Guide
How does the I11L - Meanreverter 4h strategy work ?
The I11L - Meanreverter 4h strategy operates under the principle of reversion to the mean, identifying moments when the market exhibits fear or greed. It primarily uses the Relative Strength Index (RSI) combined with moving averages (MA) to determine overbought or oversold conditions. The strategy is optimized for scenarios where the bond market is inversely correlated to stocks, an interplay revealed upon extensive backtesting.
Key parameters within this strategy include:
- Frequency: This smoothens the RSI curve, enabling the system to better "remember" recent price peaks.
- RsiFrequency: An RSI Frequency set at 40 takes into account the last 40 bars to compute the RSI.
- BuyZoneDistance: Determines the spacing between different trading zones; wider spacing means fewer signals but also longer holding times.
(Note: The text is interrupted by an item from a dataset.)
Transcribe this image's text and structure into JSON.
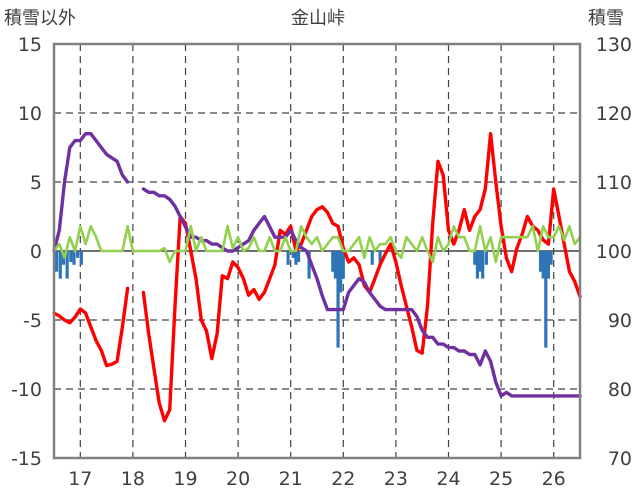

- AvgDownATRSum: Takes the sum of the average True Range (ATR) over 20 bars times the number of open trades as a basis for averaging down. This variable adjusts dynamically to market volatility, increasing signals in low volatility settings and vice versa.
The strategy has been backtested, indicating strong past performance in US stocks, yet investors are cautioned to consider survivorship bias and overall market effects like correlation, which may limit signals. Full investment is necessary to achieve the anticipated annual return and to mitigate the risk of market downturns.